Partnerships pointed out
Sainsbury has been quick in responding to the call from Sir Don Curry's food policy commission for more effort to "reconnect" farmers with customers.
The company plans to boost its Partnership in Livestock Scheme, visiting beef and lamb producers on more than 100 farms throughout the UK. "We want to do all we can to work more closely with farmers," said trading director Ian Merton.
The company is proposing a number of initiatives including regular on-farm consultations, hosting visits by farmers to its stores and suppliers' plants, and later extending the programme to the pig sector.

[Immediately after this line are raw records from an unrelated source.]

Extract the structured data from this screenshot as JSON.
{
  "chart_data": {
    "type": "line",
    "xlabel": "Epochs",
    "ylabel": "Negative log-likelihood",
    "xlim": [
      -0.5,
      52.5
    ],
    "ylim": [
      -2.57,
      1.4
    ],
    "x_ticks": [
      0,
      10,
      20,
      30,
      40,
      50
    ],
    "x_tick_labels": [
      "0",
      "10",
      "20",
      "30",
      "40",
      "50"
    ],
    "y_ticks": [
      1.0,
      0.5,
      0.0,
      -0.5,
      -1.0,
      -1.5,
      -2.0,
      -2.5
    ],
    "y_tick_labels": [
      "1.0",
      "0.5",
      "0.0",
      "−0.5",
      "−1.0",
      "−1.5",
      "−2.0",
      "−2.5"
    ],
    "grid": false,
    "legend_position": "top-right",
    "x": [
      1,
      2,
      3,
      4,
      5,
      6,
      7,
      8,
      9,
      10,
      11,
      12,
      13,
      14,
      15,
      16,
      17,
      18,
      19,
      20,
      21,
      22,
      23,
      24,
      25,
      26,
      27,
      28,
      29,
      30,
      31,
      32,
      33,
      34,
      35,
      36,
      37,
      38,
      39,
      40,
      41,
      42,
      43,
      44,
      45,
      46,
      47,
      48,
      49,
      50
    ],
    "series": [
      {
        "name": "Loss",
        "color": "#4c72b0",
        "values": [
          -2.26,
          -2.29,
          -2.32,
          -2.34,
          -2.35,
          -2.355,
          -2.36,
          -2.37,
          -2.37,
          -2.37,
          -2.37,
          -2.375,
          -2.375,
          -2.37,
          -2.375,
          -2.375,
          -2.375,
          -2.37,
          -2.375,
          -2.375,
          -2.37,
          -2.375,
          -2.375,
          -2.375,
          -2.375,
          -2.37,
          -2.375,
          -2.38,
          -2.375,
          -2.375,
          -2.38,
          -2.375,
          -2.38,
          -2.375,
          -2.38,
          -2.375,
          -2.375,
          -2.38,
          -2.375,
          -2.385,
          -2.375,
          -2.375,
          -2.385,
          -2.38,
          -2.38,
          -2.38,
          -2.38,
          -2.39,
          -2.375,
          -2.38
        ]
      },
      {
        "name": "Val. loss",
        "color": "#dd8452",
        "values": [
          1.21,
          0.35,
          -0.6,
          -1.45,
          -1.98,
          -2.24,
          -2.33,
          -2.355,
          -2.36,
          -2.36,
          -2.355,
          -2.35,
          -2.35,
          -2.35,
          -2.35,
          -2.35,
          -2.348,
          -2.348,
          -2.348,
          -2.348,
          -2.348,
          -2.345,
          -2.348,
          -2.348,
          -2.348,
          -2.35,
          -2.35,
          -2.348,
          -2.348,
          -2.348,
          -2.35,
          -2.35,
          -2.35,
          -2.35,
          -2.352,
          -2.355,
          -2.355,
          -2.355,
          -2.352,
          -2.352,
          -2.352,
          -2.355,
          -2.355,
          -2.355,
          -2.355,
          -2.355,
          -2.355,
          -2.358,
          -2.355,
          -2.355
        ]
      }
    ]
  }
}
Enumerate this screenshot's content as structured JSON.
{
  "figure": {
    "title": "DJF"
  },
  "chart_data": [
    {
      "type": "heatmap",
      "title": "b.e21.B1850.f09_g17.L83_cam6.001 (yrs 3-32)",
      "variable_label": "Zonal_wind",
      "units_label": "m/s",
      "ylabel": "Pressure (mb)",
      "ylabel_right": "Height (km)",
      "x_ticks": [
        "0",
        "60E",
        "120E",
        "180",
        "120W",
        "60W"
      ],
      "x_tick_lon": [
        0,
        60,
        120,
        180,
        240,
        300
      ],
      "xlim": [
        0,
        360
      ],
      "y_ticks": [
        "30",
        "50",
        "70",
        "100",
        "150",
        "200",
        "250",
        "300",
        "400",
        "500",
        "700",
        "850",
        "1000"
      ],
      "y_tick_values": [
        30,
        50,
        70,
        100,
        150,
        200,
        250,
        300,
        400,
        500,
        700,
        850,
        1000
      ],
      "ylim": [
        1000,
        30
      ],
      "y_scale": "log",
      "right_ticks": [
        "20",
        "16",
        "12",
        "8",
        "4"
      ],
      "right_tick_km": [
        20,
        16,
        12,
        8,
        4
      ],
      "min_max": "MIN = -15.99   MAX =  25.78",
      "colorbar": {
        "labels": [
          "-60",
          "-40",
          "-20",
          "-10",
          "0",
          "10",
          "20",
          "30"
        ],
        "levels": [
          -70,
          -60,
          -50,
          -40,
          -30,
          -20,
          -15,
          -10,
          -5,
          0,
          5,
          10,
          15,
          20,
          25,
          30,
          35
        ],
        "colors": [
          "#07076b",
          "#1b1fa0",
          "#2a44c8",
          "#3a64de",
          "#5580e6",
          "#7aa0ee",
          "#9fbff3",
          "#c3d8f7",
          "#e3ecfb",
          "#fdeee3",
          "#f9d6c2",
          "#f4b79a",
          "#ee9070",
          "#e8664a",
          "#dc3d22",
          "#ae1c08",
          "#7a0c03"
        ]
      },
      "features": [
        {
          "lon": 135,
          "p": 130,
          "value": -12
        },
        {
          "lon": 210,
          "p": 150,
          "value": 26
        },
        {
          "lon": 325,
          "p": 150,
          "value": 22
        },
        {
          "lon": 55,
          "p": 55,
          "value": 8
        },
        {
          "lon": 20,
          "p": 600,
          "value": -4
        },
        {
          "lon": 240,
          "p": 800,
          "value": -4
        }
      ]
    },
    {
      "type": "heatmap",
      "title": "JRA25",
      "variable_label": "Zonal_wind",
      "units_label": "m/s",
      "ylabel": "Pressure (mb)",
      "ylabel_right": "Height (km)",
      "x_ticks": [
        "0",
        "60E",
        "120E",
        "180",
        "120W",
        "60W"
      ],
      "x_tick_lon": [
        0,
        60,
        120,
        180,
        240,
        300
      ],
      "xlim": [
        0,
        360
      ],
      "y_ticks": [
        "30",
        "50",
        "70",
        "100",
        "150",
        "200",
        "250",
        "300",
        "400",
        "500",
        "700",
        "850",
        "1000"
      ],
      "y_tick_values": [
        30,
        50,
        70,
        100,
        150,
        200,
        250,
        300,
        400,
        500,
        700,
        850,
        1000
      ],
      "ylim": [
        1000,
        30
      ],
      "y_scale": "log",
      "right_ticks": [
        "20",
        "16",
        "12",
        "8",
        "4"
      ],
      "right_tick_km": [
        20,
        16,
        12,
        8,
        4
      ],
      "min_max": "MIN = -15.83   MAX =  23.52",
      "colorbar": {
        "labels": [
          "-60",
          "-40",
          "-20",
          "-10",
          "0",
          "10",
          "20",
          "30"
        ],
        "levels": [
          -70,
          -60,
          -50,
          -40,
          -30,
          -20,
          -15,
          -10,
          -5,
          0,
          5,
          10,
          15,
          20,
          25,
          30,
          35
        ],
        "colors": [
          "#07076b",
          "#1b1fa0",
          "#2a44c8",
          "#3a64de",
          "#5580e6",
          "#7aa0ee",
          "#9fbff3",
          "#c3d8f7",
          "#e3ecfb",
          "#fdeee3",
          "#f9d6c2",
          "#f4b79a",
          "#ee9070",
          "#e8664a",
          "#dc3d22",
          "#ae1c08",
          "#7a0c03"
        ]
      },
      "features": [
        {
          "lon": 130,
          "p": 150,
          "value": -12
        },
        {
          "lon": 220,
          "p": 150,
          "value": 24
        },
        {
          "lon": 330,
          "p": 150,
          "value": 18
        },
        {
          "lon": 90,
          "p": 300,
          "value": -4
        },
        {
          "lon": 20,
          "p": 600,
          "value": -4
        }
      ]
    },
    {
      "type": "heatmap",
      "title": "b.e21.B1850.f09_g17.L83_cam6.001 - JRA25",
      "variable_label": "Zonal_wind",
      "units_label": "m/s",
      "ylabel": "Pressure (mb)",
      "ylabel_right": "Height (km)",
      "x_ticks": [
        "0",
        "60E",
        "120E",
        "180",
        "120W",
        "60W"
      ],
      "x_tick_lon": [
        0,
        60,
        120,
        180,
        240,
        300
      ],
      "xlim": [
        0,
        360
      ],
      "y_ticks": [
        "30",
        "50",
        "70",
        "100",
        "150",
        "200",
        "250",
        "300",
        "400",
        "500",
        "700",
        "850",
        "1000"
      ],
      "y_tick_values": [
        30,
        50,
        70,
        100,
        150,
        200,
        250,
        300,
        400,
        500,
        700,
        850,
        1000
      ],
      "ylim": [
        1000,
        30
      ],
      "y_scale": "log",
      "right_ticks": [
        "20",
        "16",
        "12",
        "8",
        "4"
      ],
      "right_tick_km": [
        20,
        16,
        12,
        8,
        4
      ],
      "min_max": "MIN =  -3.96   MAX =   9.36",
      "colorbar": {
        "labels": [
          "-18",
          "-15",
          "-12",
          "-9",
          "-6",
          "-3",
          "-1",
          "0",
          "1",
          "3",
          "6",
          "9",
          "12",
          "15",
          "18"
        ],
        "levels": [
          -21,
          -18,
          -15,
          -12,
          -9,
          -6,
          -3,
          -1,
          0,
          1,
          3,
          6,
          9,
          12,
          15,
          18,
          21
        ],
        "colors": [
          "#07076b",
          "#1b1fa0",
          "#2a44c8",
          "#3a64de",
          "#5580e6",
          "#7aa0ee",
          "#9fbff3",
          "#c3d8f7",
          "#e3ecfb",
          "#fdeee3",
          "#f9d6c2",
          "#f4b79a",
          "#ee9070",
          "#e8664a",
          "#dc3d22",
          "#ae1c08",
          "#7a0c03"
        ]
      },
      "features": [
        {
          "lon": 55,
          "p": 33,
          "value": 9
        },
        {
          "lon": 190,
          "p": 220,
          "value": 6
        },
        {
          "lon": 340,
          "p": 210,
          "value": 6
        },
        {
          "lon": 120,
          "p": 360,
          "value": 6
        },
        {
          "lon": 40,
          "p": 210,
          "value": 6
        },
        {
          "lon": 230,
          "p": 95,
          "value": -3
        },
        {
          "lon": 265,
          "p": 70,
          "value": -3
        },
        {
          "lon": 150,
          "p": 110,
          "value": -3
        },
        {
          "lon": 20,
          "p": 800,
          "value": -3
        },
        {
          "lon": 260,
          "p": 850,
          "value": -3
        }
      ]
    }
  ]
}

Yet the Sainsbury announcement gently made a point voiced indignantly in private by others in the multiple sector: all the major retailers and their biggest meat suppliers have well established programmes designed to develop close links with livestock farmers.
Sainsbury's Partnership scheme is 10 years old, Tesco's producer clubs are equally well known, and, of course, M&S has a long tradition of intimate commercial relationships with agricultural producers.
Some critics of the Curry report complain one of their major problems in recent years has been increasing resistance from farmers against their attempts to shorten supply chains.
Militant producer groups including the National Beef Association have been hostile to direct deadweight procurement, for instance, in effect trying instead to distance farmers from consumers by favouring auction sales of livestock and lobbying against rationalisation of the slaughtering industry.